Hi all! Aku akan menceritakan pengalaman travellingku bersama teman SMP ku yang bernama Nia. Trip ini barusan aja aku lakukan, yaitu di tanggal 10 – 14 Agustus 2019. Aku dan Nia berteman mulai kelas 2 SMP, setelahnya kami tidak pernah sekelas namun tetap berteman sampai saat ini. Aku masih akrab dengan dia karena bisa dibilang kami 1 frekuensi. Jadi, dari awalnya trip ini cuma ‘ayo ayo’ belaka dan akhirnya bisa terlaksana. Aku dan dia sangat puas, juga hepi! πŸ™‚

Yak, kami pesan semua tiket melalui Tiket.com dan Traveloka. Dari beberapa bulan sebelum keberangkatan, kami membandingkan harga dari satu platform ke platform lain beserta diskon-diskon yang ditawarkan.

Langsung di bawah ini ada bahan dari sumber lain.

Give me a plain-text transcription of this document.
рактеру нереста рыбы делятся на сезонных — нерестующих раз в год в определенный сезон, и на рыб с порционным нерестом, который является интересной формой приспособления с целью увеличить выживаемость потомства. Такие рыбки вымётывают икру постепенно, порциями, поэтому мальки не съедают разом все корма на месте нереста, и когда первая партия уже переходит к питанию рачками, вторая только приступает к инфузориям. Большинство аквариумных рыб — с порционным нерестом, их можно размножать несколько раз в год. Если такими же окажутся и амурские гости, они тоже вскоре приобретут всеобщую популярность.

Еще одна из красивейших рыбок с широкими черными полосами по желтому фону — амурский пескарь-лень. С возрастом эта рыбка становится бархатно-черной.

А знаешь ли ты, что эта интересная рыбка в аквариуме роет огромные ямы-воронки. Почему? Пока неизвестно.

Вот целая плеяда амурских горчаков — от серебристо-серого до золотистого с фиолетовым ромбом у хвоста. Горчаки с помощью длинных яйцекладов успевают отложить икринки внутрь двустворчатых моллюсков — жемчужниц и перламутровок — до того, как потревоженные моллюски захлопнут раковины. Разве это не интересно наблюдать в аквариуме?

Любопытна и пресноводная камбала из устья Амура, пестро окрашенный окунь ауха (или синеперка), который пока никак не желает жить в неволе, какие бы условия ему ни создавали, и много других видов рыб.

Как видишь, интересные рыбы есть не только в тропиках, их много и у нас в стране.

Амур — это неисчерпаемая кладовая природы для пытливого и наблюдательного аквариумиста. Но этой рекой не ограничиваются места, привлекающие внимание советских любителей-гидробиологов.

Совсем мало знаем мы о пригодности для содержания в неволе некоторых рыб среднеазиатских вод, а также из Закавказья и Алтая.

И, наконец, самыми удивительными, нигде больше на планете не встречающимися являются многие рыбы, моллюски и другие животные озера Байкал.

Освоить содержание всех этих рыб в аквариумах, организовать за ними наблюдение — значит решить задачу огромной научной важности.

Sebenarnya, kami sudah berencana pesan semua tiket sebulan sebelum keberangkatan….. namun karena paspor ku passss banget 6 bulan sebelum habis, aku harus perpanjang paspor dulu. Aku perpanjang paspor setelah resign kerja di akhir Juli. Awal Agustus aku perpanjang, udah gitu ada masalah di sistemnya juga.. Aku sebenernya udah deg2an ini bisa berangkat apa enggak, tapi akhirnya bisa juga di proses tuh paspor. Setelah paspor udah diproses, aku dan Nia baru berani booking hotel dan beli tiket atraksi. Setelah paspor udah di tangan, kami baru beli tiket pesawat. Lumayan nekat, paspor jadi hari Senin dan malamnya langsung beli tiket pesawat. Hari Sabtu pagi kami pun berangkat. Untungggg cuma Singapura, kalo negara lain sih aku gak berani semepet itu.

Harga tiket (Tiket.com) :

  1. Jakarta (CGK) – Singapore (SIN) = Batik Air Economy (Incl. Breakfast + Bag 20 kg)
  2. Singapore (SIN) – Jakarta (CGK) = Garuda Indonesia Economy (Incl. Dinner + Bag 30 kg)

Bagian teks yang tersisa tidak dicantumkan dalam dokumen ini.